From: Steve Howard on
On Mar 10, 7:07 am, Johne_uk <edg...(a)tiscali.co.uk> wrote:
> Hi,
>
> I am currently running two Oracle 10G instances from a single Solaris
> M4000 server. Every few days one of the instances crashes with the
> following error and has to be restarted.
>
> ORA-00470: LGWR process terminated with error
> PMON: terminating instance due to error 470
>
> I have spend weeks running various trace files etc with Oracle support
> and they are basically clueless as to what is the cause. They are
> saying it is a Solaris OS issue but surely this would affect both
> instances and not just one.
>
> Essentially something is killing the LGWR process and the instance is
> shutting itself down. I think the way ahead is to try and find out
> what is killing this process but I'm not sure how to go about this and
> worried that any logging may degrade server performance.
>
> Can anybody offer any suggestions ?
>
> Thanks in advance
> John

You need to ask for a better analyst, and that isn't being facetious.

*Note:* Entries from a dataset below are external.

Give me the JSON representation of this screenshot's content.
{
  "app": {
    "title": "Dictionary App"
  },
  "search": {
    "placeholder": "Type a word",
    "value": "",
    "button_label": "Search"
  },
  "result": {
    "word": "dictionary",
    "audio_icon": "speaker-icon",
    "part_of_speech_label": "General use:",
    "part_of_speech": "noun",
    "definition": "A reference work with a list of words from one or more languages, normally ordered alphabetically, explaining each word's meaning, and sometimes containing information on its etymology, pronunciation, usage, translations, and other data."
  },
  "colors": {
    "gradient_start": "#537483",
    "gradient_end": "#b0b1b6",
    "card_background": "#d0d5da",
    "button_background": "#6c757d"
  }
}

The ability to predict the quality of the analyst you can get at
Oracle support is about as reliable as their support site.

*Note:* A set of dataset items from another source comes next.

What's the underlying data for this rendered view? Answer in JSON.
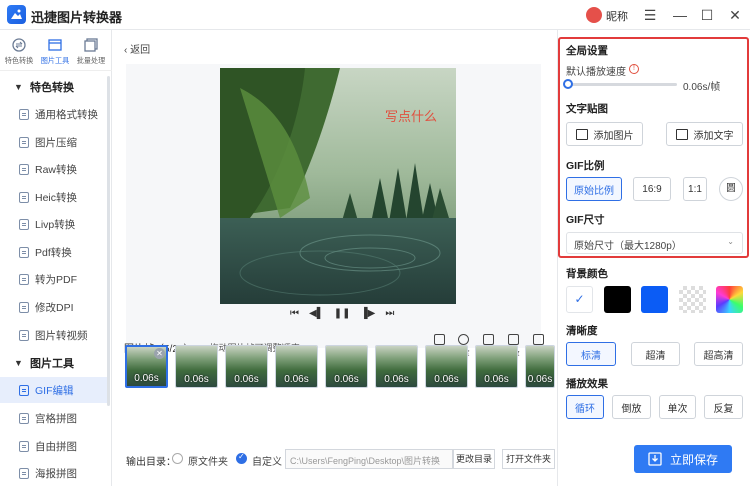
{
  "app": {
    "title": "迅捷图片转换器",
    "nickname": "昵称"
  },
  "window": {
    "menu_icon": "☰",
    "min_icon": "—",
    "max_icon": "☐",
    "close_icon": "✕"
  },
  "nav": {
    "top": [
      {
        "label": "特色转换"
      },
      {
        "label": "图片工具"
      },
      {
        "label": "批量处理"
      }
    ],
    "section_special": "特色转换",
    "section_tools": "图片工具",
    "special_items": [
      "通用格式转换",
      "图片压缩",
      "Raw转换",
      "Heic转换",
      "Livp转换",
      "Pdf转换",
      "转为PDF",
      "修改DPI",
      "图片转视频"
    ],
    "tool_items": [
      "GIF编辑",
      "宫格拼图",
      "自由拼图",
      "海报拼图"
    ]
  },
  "main": {
    "back": "返回",
    "overlay_text": "写点什么",
    "frames_label": "图片帧（5/20）",
    "frames_hint": "•  拖动图片帧可调整顺序",
    "tools": [
      "复制",
      "速度",
      "镜像",
      "倒放",
      "删除"
    ],
    "frames": [
      "0.06s",
      "0.06s",
      "0.06s",
      "0.06s",
      "0.06s",
      "0.06s",
      "0.06s",
      "0.06s",
      "0.06s"
    ],
    "output_label": "输出目录：",
    "radio_original": "原文件夹",
    "radio_custom": "自定义",
    "path": "C:\\Users\\FengPing\\Desktop\\图片转换",
    "change_dir": "更改目录",
    "open_folder": "打开文件夹"
  },
  "panel": {
    "global": "全局设置",
    "speed_label": "默认播放速度",
    "speed_value": "0.06s/帧",
    "speed_fraction": 0.0,
    "sticker": "文字贴图",
    "add_image": "添加图片",
    "add_text": "添加文字",
    "ratio": "GIF比例",
    "ratio_options": [
      "原始比例",
      "16:9",
      "1:1",
      "圆"
    ],
    "size": "GIF尺寸",
    "size_value": "原始尺寸（最大1280p）",
    "bg": "背景颜色",
    "bg_colors": [
      "#ffffff",
      "#000000",
      "#0b5cf5"
    ],
    "clarity": "清晰度",
    "clarity_options": [
      "标清",
      "超清",
      "超高清"
    ],
    "effect": "播放效果",
    "effect_options": [
      "循环",
      "倒放",
      "单次",
      "反复"
    ],
    "save": "立即保存"
  }
}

Seriously, ask for the SR to be escalated/duty managed.
From: Alberto Frosi on
On 10 Mar, 13:07, Johne_uk <edg...(a)tiscali.co.uk> wrote:
> Hi,
>
> I am currently running two Oracle 10G instances from a single Solaris
> M4000 server. Every few days one of the instances crashes with the
> following error and has to be restarted.
>
> ORA-00470: LGWR process terminated with error
> PMON: terminating instance due to error 470
>
> I have spend weeks running various trace files etc with Oracle support
> and they are basically clueless as to what is the cause. They are
> saying it is a Solaris OS issue but surely this would affect both
> instances and not just one.
>
> Essentially something is killing the LGWR process and the instance is
> shutting itself down. I think the way ahead is to try and find out
> what is killing this process but I'm not sure how to go about this and
> worried that any logging may degrade server performance.
>
> Can anybody offer any suggestions ?
>
> Thanks in advance
> John

For example for the better analysis i ask, the LGWR process it's
always the same for the same instance or is it ramdom?
because otherwise could be a hundred of variables for OS for DB.